VeggieCloud, 5210 Monte Vista Street

 

Thursday, August 27, 6:00-10:00 p.m.

Performance: The Institute for New Feeling and Work & Play

Eastside International is an artist-run exhibition space and residency program in Lincoln Heights. The closing reception of their current exhibition "HOW TO WATER," which investigates the Internet's fluidity by conflating water and digital media, features performances by two artist groups. The Institute for New Feeling presents Watermark.mov, a "hi definition steam room" with personal sauna pods. Bathing suits and sandals are suggested. Work & Play presents Watering the Plants: a Liquid Symphony, a performance which mines creativity from life's daily chores.

Eastside International, 602 Moulton Avenue

 

Saturday, August 29, 2:00 p.m.

Lecture: Designer Rick Griffith

The first of University of Southern California's RoskiTalks for the fall semester is given by Rick Griffith, director of the Denver-based design studio MATTER. The firm's projects fuse formal experimentation with a sense of social mission. Griffith's work is inspired by a DIY ethos cultivated during his formative years in the D.C. punk scene, as well as time spent on Madison Avenue in the 1990s. Griffith also serves as Denver City and County Commissioner of Arts and Culture. The lecture is presented at the California African American Museum, as part of the programming for "Shared Otherness" (through Sept. 6), an exhibition by students in the USC Roski School's Special Projects Design Course. The show concerns the community in the neighborhood shared by USC and CAAM.

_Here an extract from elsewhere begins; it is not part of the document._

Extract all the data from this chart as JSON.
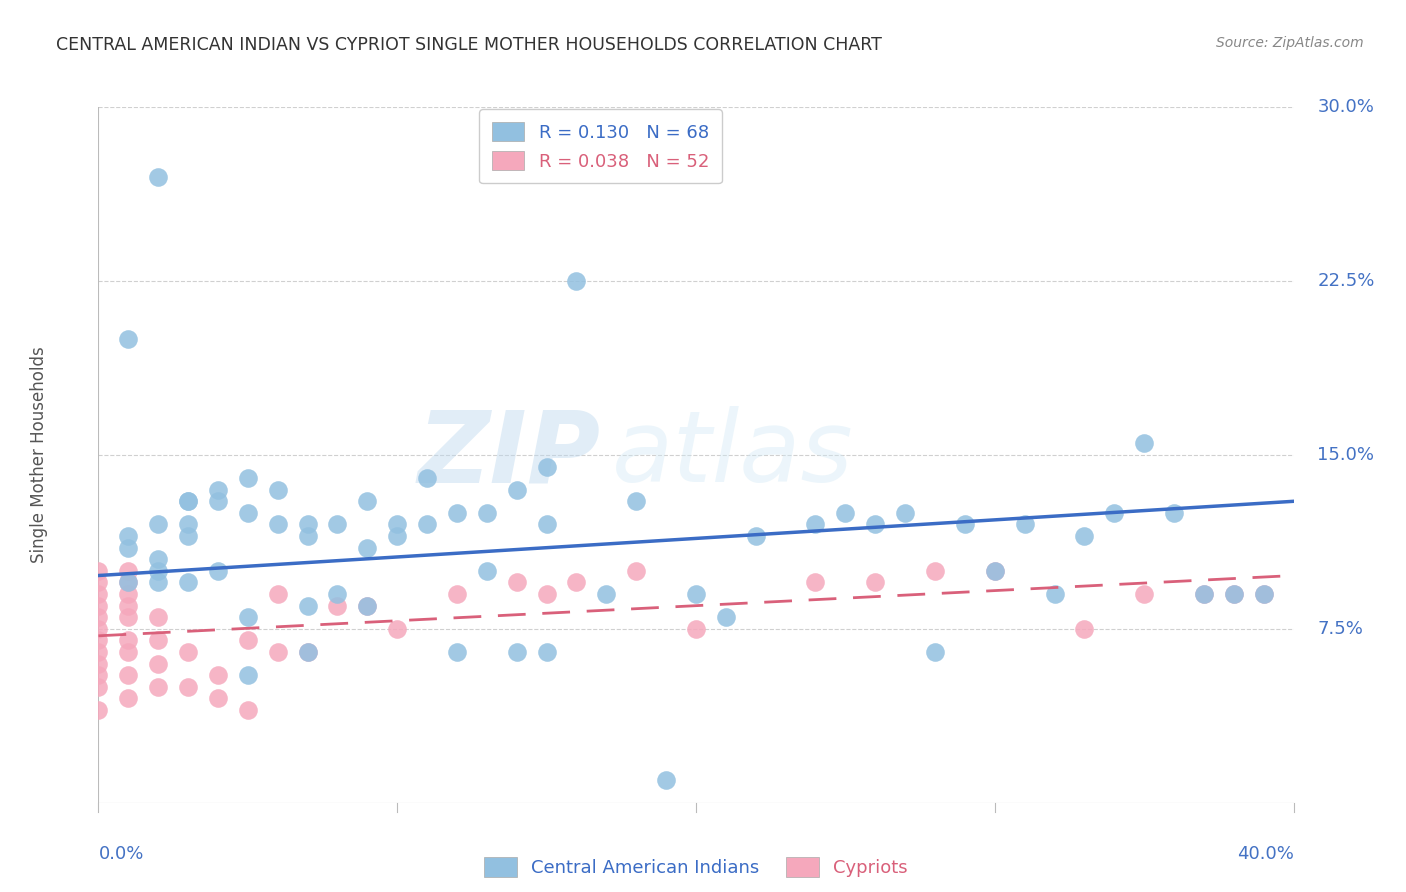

California African American Museum, 600 State Drive, Exposition Park

 

Saturday, August 29, 8:30-11:00 p.m.

Performance: "The Quiet After 10"

Emily O, an artist-driven curatorial project, has organized this night of video, performance and sound works by 18 different artists in a vacant lot on the edge of Highland Park. Their press release expounds about the area "on the edge of gentrification, on the edge of being filled in." It goes on to describe the location as "a portioned segment of geography, filled with the history of the highlands, portioned out, segmented, distributed, and in the midst of redevelopment." Emily O is currently comprised of Satoe Fukushima, Garrett Hallman and Kim Zumpfe.